He is the man in the white kurta with a whiff of horse
dung. All that this criminal-politician does is "to let it
be generally known...that if the local inhabitants wish to sleep
at night they would be advised to vote for them. This simple
straightforward appeal to the voters...is so refreshing that it
cannot be resisted."
He is the
proxy-politician who rules by, what else, proxy! And the first
rule of remote control is how to never give up power even if he
has to give it up. So whether it is a goongi gudiya who
becomes a raging Empress by rubberstamping the president or a
fodder-fed chief minister who rules from jail courtesy wife,
this type ensure the "marionettes do not suddenly exhibit
signs of independent life".
He is the
"mixer-fixer, the moneybag in spotless white, the security
hazard on wheels, the godman guardian and the never-say-bye
leader" for "after all what is a statesman if not a
politician who’s been brain-dead some ten or fifteen
years".
Wilde man Oscar
says what people call insincerity is simply a method by which
people multiply personalities. It is this multiplicity that
Laugh all the Way... explores. And it is Saurabh Singh who makes
you chuckle so very often with his absolutely brilliant
caricatures. His simple, lucid lines are the perfect foil to a
witty but wordy text. "Throwing caution and dhoti to winds,
he set about systematically displaying every one of his bruises
on thigh and buttock... Since the nation’s founding fathers
had not envisaged such impromptu striptease sessions in
Parliament they had provided little Constitutional cover for
such naked displays of injury..." Philipose describes
democracy’s zero hour and its sub-zero leaders.
Her
tongue-in-cheek treatment matches her subject but the style
muffles what could have been a scream of a book. And if you can
pardon the ponderous quality of this book, you might even
welcome it. After all, a political satire, like clean democracy,
is hard to come by in India. As a political columnist, Philipose
has brought to this work delicious irreverence. As a political
chronicler, she is incisive in her exposition of India’s
democracy. She cuts everyone and everything with her scalpel.

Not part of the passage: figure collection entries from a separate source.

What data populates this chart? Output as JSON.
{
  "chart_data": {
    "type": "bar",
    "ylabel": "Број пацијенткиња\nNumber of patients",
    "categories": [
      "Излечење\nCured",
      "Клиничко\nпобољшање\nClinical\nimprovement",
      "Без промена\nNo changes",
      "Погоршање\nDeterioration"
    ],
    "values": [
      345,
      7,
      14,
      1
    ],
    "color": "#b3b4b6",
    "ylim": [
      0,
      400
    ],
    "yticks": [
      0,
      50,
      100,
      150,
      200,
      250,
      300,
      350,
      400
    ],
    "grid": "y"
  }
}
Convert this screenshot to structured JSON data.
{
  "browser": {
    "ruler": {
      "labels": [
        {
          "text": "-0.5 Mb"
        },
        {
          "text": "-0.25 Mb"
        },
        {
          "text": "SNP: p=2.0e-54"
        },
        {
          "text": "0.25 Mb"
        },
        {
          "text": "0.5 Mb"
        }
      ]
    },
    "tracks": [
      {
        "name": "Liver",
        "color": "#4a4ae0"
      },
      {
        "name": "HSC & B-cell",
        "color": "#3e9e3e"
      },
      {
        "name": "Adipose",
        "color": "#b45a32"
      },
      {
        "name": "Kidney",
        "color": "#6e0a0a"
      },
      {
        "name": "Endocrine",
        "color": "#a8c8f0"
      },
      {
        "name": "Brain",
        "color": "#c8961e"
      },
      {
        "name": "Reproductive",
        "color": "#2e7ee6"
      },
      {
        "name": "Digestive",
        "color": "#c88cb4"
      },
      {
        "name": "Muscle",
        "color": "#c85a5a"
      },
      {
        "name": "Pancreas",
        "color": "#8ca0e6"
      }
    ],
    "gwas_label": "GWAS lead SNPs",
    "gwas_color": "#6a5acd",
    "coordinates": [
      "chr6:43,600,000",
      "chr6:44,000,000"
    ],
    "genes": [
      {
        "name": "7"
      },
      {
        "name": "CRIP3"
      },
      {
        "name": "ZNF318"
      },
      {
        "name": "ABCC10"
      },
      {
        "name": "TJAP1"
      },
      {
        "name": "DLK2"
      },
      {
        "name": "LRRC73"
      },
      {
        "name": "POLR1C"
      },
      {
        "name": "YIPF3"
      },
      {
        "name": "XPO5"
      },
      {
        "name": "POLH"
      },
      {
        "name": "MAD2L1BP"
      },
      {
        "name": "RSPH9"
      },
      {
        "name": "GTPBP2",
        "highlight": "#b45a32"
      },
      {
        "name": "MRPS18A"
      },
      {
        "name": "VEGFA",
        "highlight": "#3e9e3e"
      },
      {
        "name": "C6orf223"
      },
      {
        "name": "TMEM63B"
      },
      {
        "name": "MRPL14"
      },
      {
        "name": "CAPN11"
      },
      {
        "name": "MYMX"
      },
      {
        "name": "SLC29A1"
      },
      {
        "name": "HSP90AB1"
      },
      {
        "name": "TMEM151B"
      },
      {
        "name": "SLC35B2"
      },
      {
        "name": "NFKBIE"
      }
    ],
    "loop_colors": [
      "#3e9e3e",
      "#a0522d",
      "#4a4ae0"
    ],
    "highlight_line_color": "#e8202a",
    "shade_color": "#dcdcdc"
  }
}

And gives them the naughty names they evoke.
So Indira Gandhi
becomes the Empress, Rajiv and Sanjay Gandhi Pehela Puttar and
Doosra Puttar, Dhirendra Brahmachari is the thinly veiled
Deep-ender Acharya and Bap-Rebap is the master demagogue Bal
Thackeray. Computer Babu is, who else but Chandrababu Naidu.
From Emergency to
Ayodhya to Pokhran, from sarkari musalmaans to the trishul-waiving
political family of The Poet, from the leader who courts jet lag
for the nation’s sake to the one who floor-crosses for fun...
she canes them all with the cynicism so typical of a journalist.
And reminds you fervently of the 7th century Indian king
Bhatrihari, who shames politics as a prostitute. If that be so,
we all know what a politician is or has the propensity to be.
In that even the
subject matter of the book isn’t terribly new. But then
familiarity doesn’t always breed contempt. It is something of
the umpteenth Hindi film hero punching the villain and the
audience cheering wildly every time. So when someone socks our
bad ole’ politician, it fills us with a vicarious pleasure. Or
perhaps the pain of choicelessness…
Depressing though
it is, Philipose succeeds in pulling a farce one on her readers.